Riporto un secondo aneddoto sul beneficio della conoscenza linguistica, a partire dal greco.
Elias Canetti in La lingua salvata, racconta che il nonno di sua madre una volta, mentre era in
un battello sul Danubio "aveva udito due uomini che, parlottando tra loro, in greco, stavano progettando un omicidio". Ebbene, grazie alla conoscenza di questa lingua, l'uomo poté denunciare la trama assassina "e quando i due delinquenti arrivarono per compiere la loro impresa, subito furono agguantati". Sicché l'autore comprese quanto fosse importante padroneggiare gli idiomi: "Con la conoscenza delle lingue si poteva salvare la propria esistenza e anche quella altrui".

Non il greco dunque è una cultura morta, da morti di fame, bensì la ciancia di quanti echeggiano il linguaggio della propaganda. Una volta, con réclame pustolose e farneticanti, si calunniavano gli Ebrei, preparando il loro sterminio. Ora è il turno dei Greci, cicale neghittose, fannulloni e sperperatori. Infatti: gran parte di loro è una massa di scialacquatori da seicento euro al mese, o perfino meno. Speriamo che nessuno voglia vederli morire di fame.

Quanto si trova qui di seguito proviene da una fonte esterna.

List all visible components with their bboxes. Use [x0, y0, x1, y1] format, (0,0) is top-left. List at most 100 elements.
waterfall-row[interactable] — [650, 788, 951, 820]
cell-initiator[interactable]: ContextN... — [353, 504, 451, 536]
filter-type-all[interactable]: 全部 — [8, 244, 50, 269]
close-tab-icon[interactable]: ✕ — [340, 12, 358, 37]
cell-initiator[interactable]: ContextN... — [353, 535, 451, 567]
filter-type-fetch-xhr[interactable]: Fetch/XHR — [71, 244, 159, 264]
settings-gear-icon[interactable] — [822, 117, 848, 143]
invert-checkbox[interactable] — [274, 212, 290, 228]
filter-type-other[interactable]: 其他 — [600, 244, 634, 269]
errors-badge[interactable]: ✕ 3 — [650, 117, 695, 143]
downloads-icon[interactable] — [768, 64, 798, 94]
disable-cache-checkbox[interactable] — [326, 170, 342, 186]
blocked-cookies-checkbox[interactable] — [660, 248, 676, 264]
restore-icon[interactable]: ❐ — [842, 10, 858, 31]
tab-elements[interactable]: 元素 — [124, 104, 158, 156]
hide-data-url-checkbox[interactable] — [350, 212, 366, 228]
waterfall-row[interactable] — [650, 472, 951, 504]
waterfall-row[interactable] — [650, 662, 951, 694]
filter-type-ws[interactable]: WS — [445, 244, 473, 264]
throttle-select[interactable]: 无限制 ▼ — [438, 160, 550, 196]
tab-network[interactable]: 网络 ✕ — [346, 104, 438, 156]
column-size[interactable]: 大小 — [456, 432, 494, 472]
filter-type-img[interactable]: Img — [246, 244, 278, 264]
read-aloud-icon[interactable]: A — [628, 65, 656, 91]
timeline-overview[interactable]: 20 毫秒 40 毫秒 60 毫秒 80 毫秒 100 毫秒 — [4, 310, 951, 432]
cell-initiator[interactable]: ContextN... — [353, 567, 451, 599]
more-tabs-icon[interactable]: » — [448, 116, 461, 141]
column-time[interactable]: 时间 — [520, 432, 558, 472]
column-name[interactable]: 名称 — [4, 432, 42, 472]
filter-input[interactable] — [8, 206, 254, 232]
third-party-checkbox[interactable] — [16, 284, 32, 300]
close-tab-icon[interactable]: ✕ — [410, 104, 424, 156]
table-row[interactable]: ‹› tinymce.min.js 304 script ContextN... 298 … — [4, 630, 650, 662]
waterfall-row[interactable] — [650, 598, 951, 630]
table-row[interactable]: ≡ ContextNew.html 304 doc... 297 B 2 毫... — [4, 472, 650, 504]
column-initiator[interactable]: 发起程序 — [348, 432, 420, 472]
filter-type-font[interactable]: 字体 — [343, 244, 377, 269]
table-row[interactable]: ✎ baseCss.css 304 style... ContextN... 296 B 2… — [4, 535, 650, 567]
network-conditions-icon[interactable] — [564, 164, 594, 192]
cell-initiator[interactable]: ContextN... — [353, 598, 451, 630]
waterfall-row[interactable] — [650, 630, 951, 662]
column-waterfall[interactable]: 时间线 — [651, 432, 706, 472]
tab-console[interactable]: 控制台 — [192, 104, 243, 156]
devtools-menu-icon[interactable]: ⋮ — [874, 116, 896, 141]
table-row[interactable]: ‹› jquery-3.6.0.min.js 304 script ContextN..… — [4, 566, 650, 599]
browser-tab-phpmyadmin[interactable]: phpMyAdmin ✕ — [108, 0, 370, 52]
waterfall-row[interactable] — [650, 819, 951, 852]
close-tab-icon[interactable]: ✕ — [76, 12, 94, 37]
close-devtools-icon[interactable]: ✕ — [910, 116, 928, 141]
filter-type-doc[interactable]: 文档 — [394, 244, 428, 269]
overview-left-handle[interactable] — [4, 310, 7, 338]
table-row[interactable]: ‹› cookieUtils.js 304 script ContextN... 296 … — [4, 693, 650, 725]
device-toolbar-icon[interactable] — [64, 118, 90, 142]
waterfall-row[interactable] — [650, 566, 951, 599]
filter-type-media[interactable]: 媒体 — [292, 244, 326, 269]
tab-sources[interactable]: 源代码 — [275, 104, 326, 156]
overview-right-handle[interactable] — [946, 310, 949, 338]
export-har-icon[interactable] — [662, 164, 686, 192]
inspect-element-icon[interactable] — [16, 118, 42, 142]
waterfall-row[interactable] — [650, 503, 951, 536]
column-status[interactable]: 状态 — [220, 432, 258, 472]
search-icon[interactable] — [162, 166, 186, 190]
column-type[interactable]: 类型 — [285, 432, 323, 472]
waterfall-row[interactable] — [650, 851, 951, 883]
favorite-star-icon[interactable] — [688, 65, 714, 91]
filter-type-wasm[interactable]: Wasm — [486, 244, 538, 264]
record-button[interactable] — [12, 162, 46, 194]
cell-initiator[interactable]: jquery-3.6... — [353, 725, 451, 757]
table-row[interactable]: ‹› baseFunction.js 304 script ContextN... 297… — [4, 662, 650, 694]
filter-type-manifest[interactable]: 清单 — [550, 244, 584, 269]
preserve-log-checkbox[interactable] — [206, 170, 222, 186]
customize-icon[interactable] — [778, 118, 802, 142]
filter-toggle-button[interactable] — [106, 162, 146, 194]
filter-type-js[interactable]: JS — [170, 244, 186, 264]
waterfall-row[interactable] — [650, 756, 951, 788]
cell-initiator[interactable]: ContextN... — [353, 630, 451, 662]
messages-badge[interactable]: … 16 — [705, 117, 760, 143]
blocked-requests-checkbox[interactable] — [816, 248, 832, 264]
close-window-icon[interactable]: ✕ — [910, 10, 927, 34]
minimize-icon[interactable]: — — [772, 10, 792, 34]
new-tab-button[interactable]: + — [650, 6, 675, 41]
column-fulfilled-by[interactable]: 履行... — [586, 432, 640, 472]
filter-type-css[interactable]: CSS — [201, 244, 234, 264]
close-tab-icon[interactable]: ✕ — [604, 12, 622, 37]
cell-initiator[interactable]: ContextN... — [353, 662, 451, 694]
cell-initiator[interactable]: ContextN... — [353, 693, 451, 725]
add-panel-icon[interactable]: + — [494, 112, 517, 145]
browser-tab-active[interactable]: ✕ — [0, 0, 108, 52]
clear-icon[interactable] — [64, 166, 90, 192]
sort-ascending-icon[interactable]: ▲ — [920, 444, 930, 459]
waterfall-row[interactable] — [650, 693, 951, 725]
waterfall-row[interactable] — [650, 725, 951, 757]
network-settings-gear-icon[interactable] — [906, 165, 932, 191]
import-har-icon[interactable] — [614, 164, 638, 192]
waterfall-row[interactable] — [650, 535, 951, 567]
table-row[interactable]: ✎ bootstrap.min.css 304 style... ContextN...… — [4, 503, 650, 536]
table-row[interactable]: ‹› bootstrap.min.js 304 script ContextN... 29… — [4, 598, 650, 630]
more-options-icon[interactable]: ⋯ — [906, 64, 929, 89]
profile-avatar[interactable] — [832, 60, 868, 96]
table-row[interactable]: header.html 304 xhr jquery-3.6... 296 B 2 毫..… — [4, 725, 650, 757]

Non dimentichiamo che i loro autori hanno nutrito lo spirito di molti Italiani ed Europei per tante generazioni.

Giovanni ghiselli g.ghiselli@tin.it 

[1] mw'ro~ de; qnhtw'n osti~ ejkporqei' povlei~, Troiane, v. 95. E’ il dio Poseidone che parla deplorando la distruzione di Troia e l’eccidio dei Troiani.